As David Bell says in the LRB (who don’t get a link, because they make you pay), “modern readers of Julie and Pamela may find it surprising that these novels could induce any physical effects beside a narcotic one”. But Hunt’s claim is really quite plausible – and she cites recent research in cognitive science to justify it.

Hunt’s thesis makes you wonder what the neurological effects of our current reading patterns might be. Here, as a first stab, are my predictions:

a) Judgement is swifter – less Blake, more Blink.

b) Empathy decreases. People will be less likely to take the time to involve themselves in fiction’s emotional depths, so they won’t have the profound empathetic experiences of the eighteenth century. See also fragmentation of culture (pdf).
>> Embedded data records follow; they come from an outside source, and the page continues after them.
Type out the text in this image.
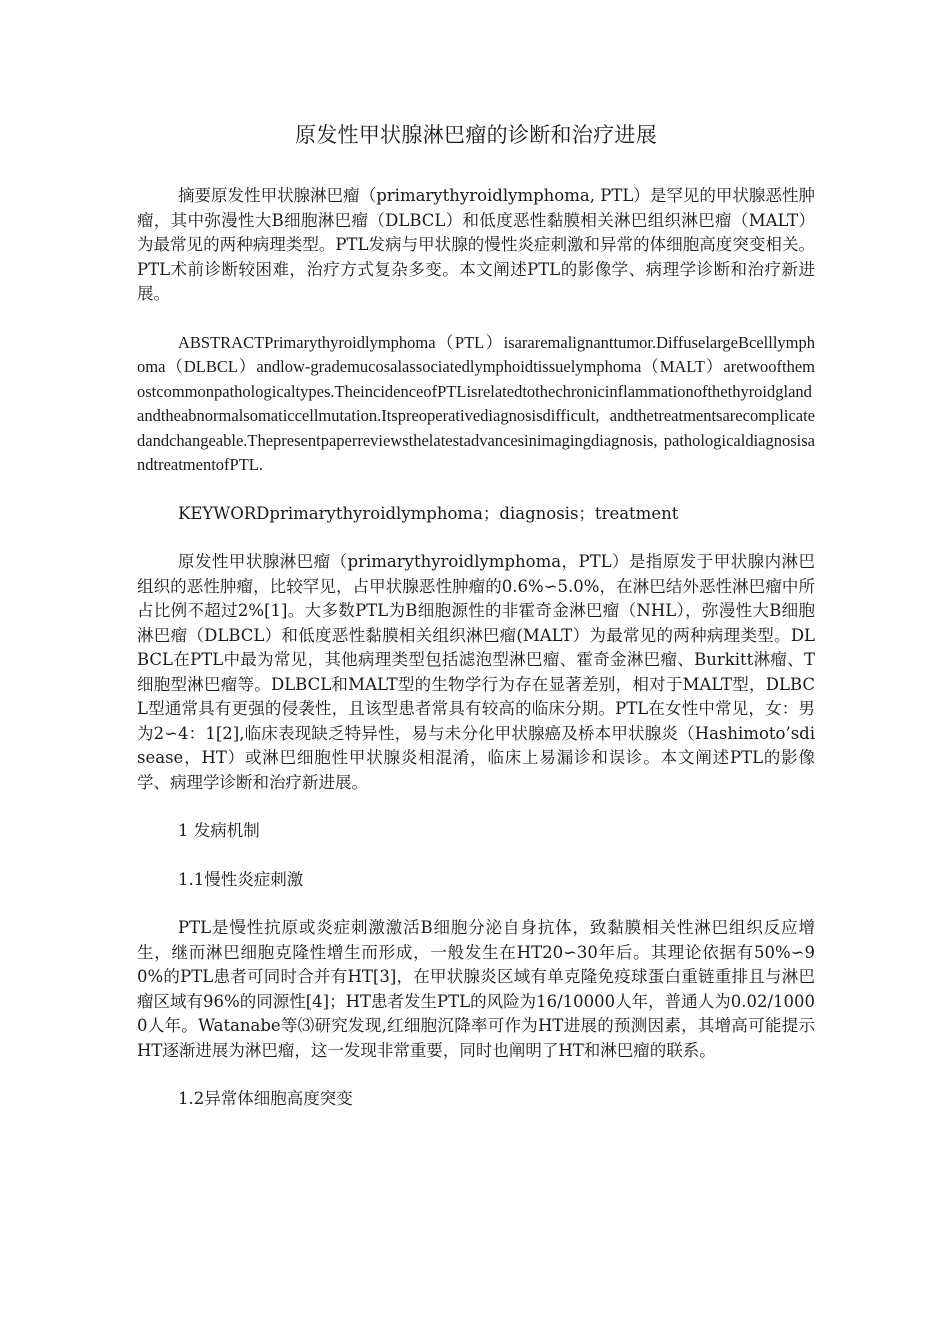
原发性甲状腺淋巴瘤的诊断和治疗进展

摘要原发性甲状腺淋巴瘤（primarythyroidlymphoma, PTL）是罕见的甲状腺恶性肿瘤，其中弥漫性大B细胞淋巴瘤（DLBCL）和低度恶性黏膜相关淋巴组织淋巴瘤（MALT）为最常见的两种病理类型。PTL发病与甲状腺的慢性炎症刺激和异常的体细胞高度突变相关。PTL术前诊断较困难，治疗方式复杂多变。本文阐述PTL的影像学、病理学诊断和治疗新进展。

ABSTRACTPrimarythyroidlymphoma（PTL）isararemalignanttumor.DiffuselargeBcelllymphoma（DLBCL）andlow-grademucosalassociatedlymphoidtissuelymphoma（MALT）aretwoofthemostcommonpathologicaltypes.TheincidenceofPTLisrelatedtothechronicinflammationofthethyroidglandandtheabnormalsomaticcellmutation.Itspreoperativediagnosisdifficult, andthetreatmentsarecomplicatedandchangeable.Thepresentpaperreviewsthelatestadvancesinimagingdiagnosis, pathologicaldiagnosisandtreatmentofPTL.

KEYWORDprimarythyroidlymphoma；diagnosis；treatment

原发性甲状腺淋巴瘤（primarythyroidlymphoma，PTL）是指原发于甲状腺内淋巴组织的恶性肿瘤，比较罕见，占甲状腺恶性肿瘤的0.6%∽5.0%，在淋巴结外恶性淋巴瘤中所占比例不超过2%[1]。大多数PTL为B细胞源性的非霍奇金淋巴瘤（NHL），弥漫性大B细胞淋巴瘤（DLBCL）和低度恶性黏膜相关组织淋巴瘤(MALT）为最常见的两种病理类型。DLBCL在PTL中最为常见，其他病理类型包括滤泡型淋巴瘤、霍奇金淋巴瘤、Burkitt淋瘤、T细胞型淋巴瘤等。DLBCL和MALT型的生物学行为存在显著差别，相对于MALT型，DLBCL型通常具有更强的侵袭性，且该型患者常具有较高的临床分期。PTL在女性中常见，女：男为2∽4：1[2],临床表现缺乏特异性，易与未分化甲状腺癌及桥本甲状腺炎（Hashimoto’sdisease，HT）或淋巴细胞性甲状腺炎相混淆，临床上易漏诊和误诊。本文阐述PTL的影像学、病理学诊断和治疗新进展。

1 发病机制

1.1慢性炎症刺激

PTL是慢性抗原或炎症刺激激活B细胞分泌自身抗体，致黏膜相关性淋巴组织反应增生，继而淋巴细胞克隆性增生而形成，一般发生在HT20∽30年后。其理论依据有50%∽90%的PTL患者可同时合并有HT[3]，在甲状腺炎区域有单克隆免疫球蛋白重链重排且与淋巴瘤区域有96%的同源性[4]；HT患者发生PTL的风险为16/10000人年，普通人为0.02/10000人年。Watanabe等⑶研究发现,红细胞沉降率可作为HT进展的预测因素，其增高可能提示HT逐渐进展为淋巴瘤，这一发现非常重要，同时也阐明了HT和淋巴瘤的联系。

1.2异常体细胞高度突变
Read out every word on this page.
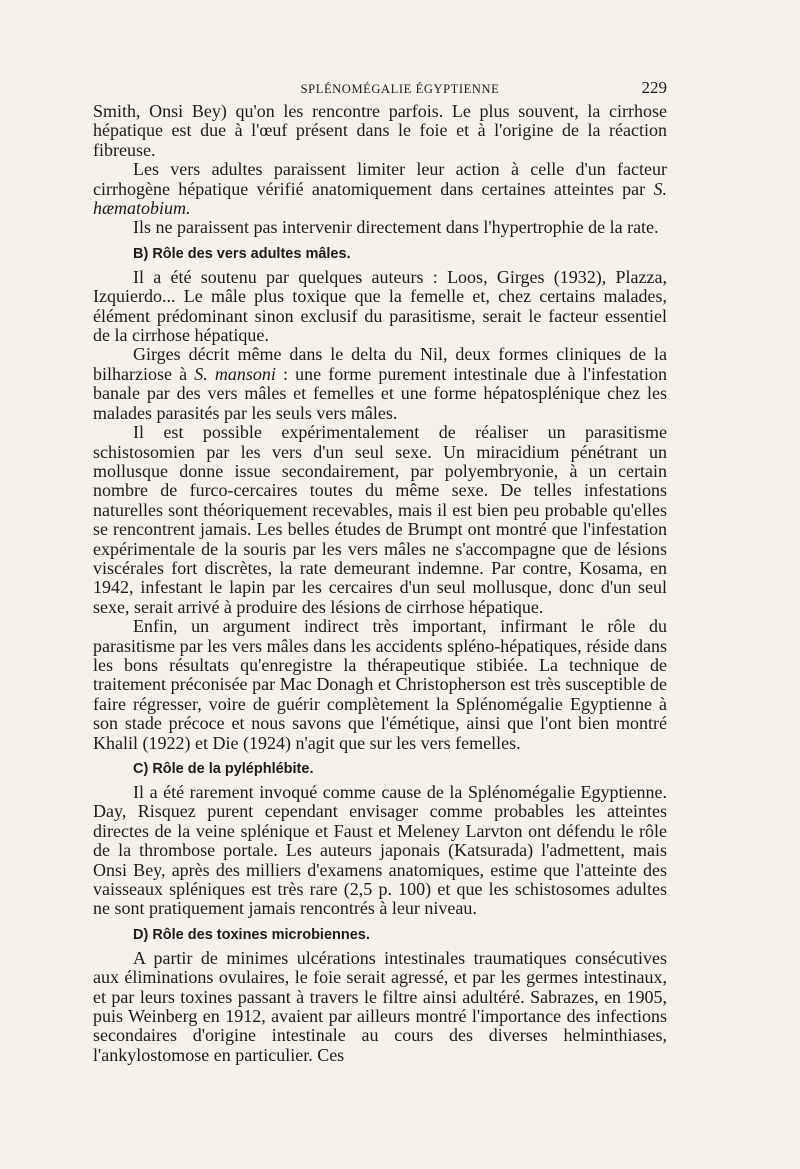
SPLÉNOMÉGALIE ÉGYPTIENNE	229

Smith, Onsi Bey) qu'on les rencontre parfois. Le plus souvent, la cirrhose hépatique est due à l'œuf présent dans le foie et à l'origine de la réaction fibreuse.

Les vers adultes paraissent limiter leur action à celle d'un facteur cirrhogène hépatique vérifié anatomiquement dans certaines atteintes par S. hæmatobium.

Ils ne paraissent pas intervenir directement dans l'hypertrophie de la rate.

B) Rôle des vers adultes mâles.

Il a été soutenu par quelques auteurs : Loos, Girges (1932), Plazza, Izquierdo... Le mâle plus toxique que la femelle et, chez certains malades, élément prédominant sinon exclusif du parasitisme, serait le facteur essentiel de la cirrhose hépatique.

Girges décrit même dans le delta du Nil, deux formes cliniques de la bilharziose à S. mansoni : une forme purement intestinale due à l'infestation banale par des vers mâles et femelles et une forme hépatosplénique chez les malades parasités par les seuls vers mâles.

Il est possible expérimentalement de réaliser un parasitisme schistosomien par les vers d'un seul sexe. Un miracidium pénétrant un mollusque donne issue secondairement, par polyembryonie, à un certain nombre de furco-cercaires toutes du même sexe. De telles infestations naturelles sont théoriquement recevables, mais il est bien peu probable qu'elles se rencontrent jamais. Les belles études de Brumpt ont montré que l'infestation expérimentale de la souris par les vers mâles ne s'accompagne que de lésions viscérales fort discrètes, la rate demeurant indemne. Par contre, Kosama, en 1942, infestant le lapin par les cercaires d'un seul mollusque, donc d'un seul sexe, serait arrivé à produire des lésions de cirrhose hépatique.

Enfin, un argument indirect très important, infirmant le rôle du parasitisme par les vers mâles dans les accidents spléno-hépatiques, réside dans les bons résultats qu'enregistre la thérapeutique stibiée. La technique de traitement préconisée par Mac Donagh et Christopherson est très susceptible de faire régresser, voire de guérir complètement la Splénomégalie Egyptienne à son stade précoce et nous savons que l'émétique, ainsi que l'ont bien montré Khalil (1922) et Die (1924) n'agit que sur les vers femelles.

C) Rôle de la pyléphlébite.

Il a été rarement invoqué comme cause de la Splénomégalie Egyptienne. Day, Risquez purent cependant envisager comme probables les atteintes directes de la veine splénique et Faust et Meleney Larvton ont défendu le rôle de la thrombose portale. Les auteurs japonais (Katsurada) l'admettent, mais Onsi Bey, après des milliers d'examens anatomiques, estime que l'atteinte des vaisseaux spléniques est très rare (2,5 p. 100) et que les schistosomes adultes ne sont pratiquement jamais rencontrés à leur niveau.

D) Rôle des toxines microbiennes.

A partir de minimes ulcérations intestinales traumatiques consécutives aux éliminations ovulaires, le foie serait agressé, et par les germes intestinaux, et par leurs toxines passant à travers le filtre ainsi adultéré. Sabrazes, en 1905, puis Weinberg en 1912, avaient par ailleurs montré l'importance des infections secondaires d'origine intestinale au cours des diverses helminthiases, l'ankylostomose en particulier. Ces
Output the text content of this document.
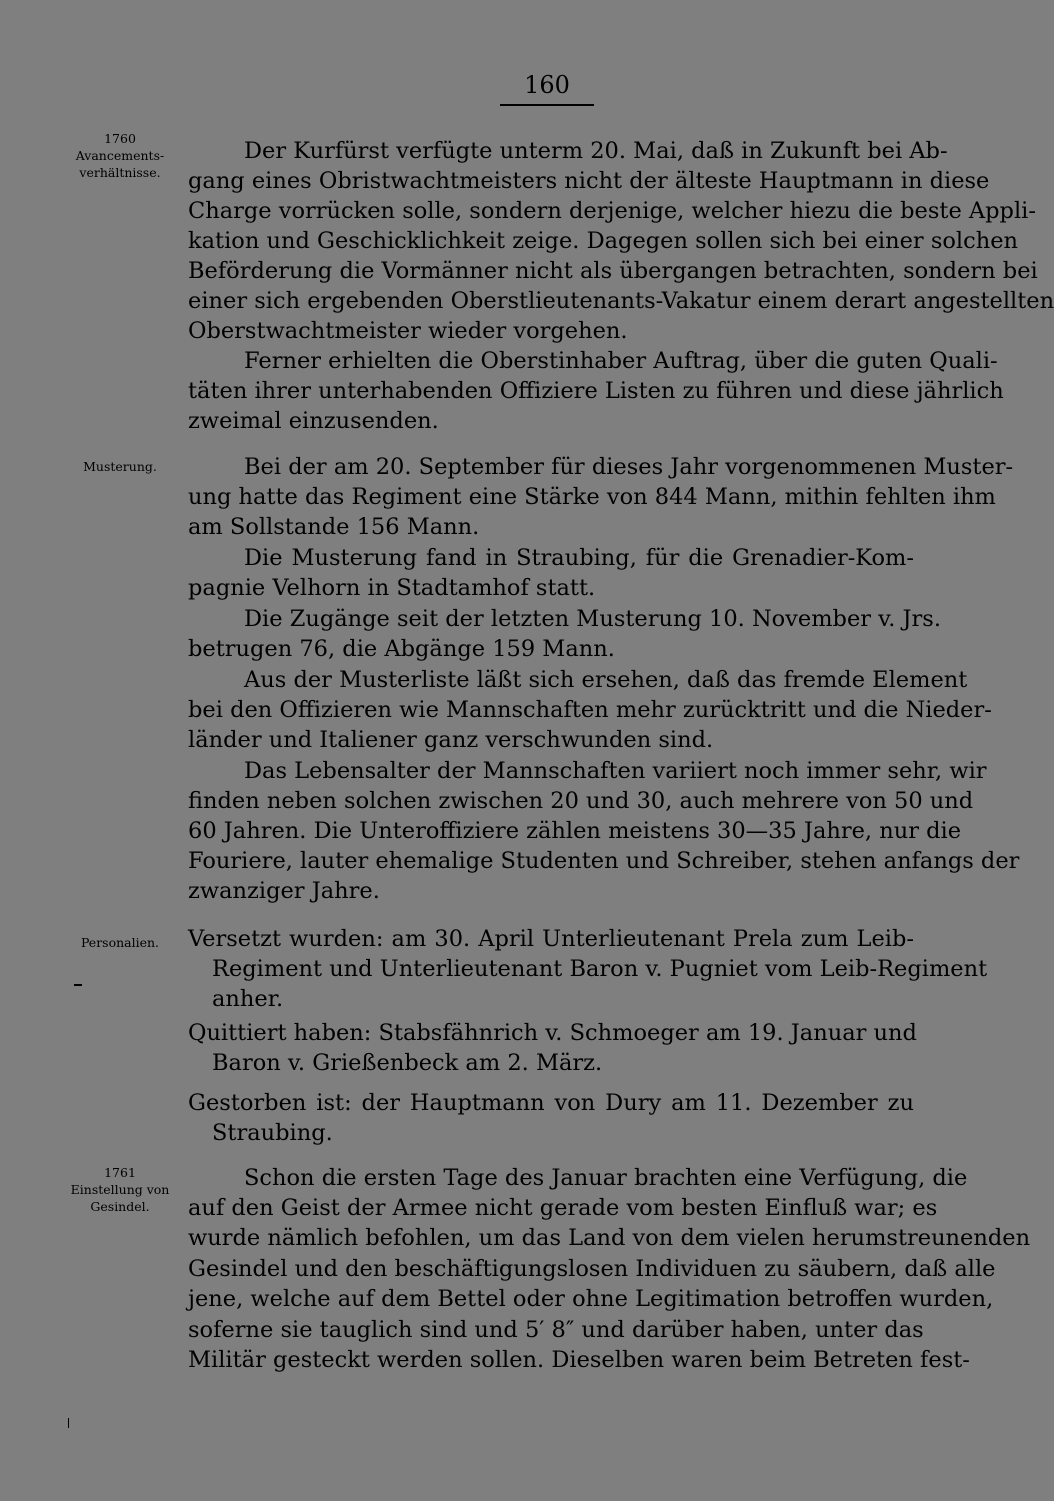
160
1760
Avancements-
verhältnisse.
Musterung.
Personalien.
1761
Einstellung von
Gesindel.
Der Kurfürst verfügte unterm 20. Mai, daß in Zukunft bei Ab-
gang eines Obristwachtmeisters nicht der älteste Hauptmann in diese
Charge vorrücken solle, sondern derjenige, welcher hiezu die beste Appli-
kation und Geschicklichkeit zeige. Dagegen sollen sich bei einer solchen
Beförderung die Vormänner nicht als übergangen betrachten, sondern bei
einer sich ergebenden Oberstlieutenants-Vakatur einem derart angestellten
Oberstwachtmeister wieder vorgehen.
Ferner erhielten die Oberstinhaber Auftrag, über die guten Quali-
täten ihrer unterhabenden Offiziere Listen zu führen und diese jährlich
zweimal einzusenden.
Bei der am 20. September für dieses Jahr vorgenommenen Muster-
ung hatte das Regiment eine Stärke von 844 Mann, mithin fehlten ihm
am Sollstande 156 Mann.
Die Musterung fand in Straubing, für die Grenadier-Kom-
pagnie Velhorn in Stadtamhof statt.
Die Zugänge seit der letzten Musterung 10. November v. Jrs.
betrugen 76, die Abgänge 159 Mann.
Aus der Musterliste läßt sich ersehen, daß das fremde Element
bei den Offizieren wie Mannschaften mehr zurücktritt und die Nieder-
länder und Italiener ganz verschwunden sind.
Das Lebensalter der Mannschaften variiert noch immer sehr, wir
finden neben solchen zwischen 20 und 30, auch mehrere von 50 und
60 Jahren. Die Unteroffiziere zählen meistens 30—35 Jahre, nur die
Fouriere, lauter ehemalige Studenten und Schreiber, stehen anfangs der
zwanziger Jahre.
Versetzt wurden: am 30. April Unterlieutenant Prela zum Leib-
Regiment und Unterlieutenant Baron v. Pugniet vom Leib-Regiment
anher.
Quittiert haben: Stabsfähnrich v. Schmoeger am 19. Januar und
Baron v. Grießenbeck am 2. März.
Gestorben ist: der Hauptmann von Dury am 11. Dezember zu
Straubing.
Schon die ersten Tage des Januar brachten eine Verfügung, die
auf den Geist der Armee nicht gerade vom besten Einfluß war; es
wurde nämlich befohlen, um das Land von dem vielen herumstreunenden
Gesindel und den beschäftigungslosen Individuen zu säubern, daß alle
jene, welche auf dem Bettel oder ohne Legitimation betroffen wurden,
soferne sie tauglich sind und 5′ 8″ und darüber haben, unter das
Militär gesteckt werden sollen. Dieselben waren beim Betreten fest-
c) Craving for highs and lows increases. Like addictions of all kinds – sugar, drugs, gambling – the thirst for instant gratification creates its own internal dynamics. Just as black and white no longer grabs the attention, soon, neither will anything long and complex. The brain will become less stable, less able to resist pangs.

d) The brain may become more plastic, more able to respond to rapidly changing circumstance.

e) Horizons will be shorter. So the intertemporal problems I posted on last week will only get worse.

If this is true, then the future does not bode well for human rights. If empathy decreases, and people are more concerned with satisfying their greedy, temperamental brains, then there is no reason to think that they will be able to make the cognitive jumps necessary when thinking about rights. (Although whether this is still necessary is open to debate).

It’s all conjecture: your guess is as good as mine. So let me know your thoughts – if you have the attention span, that is.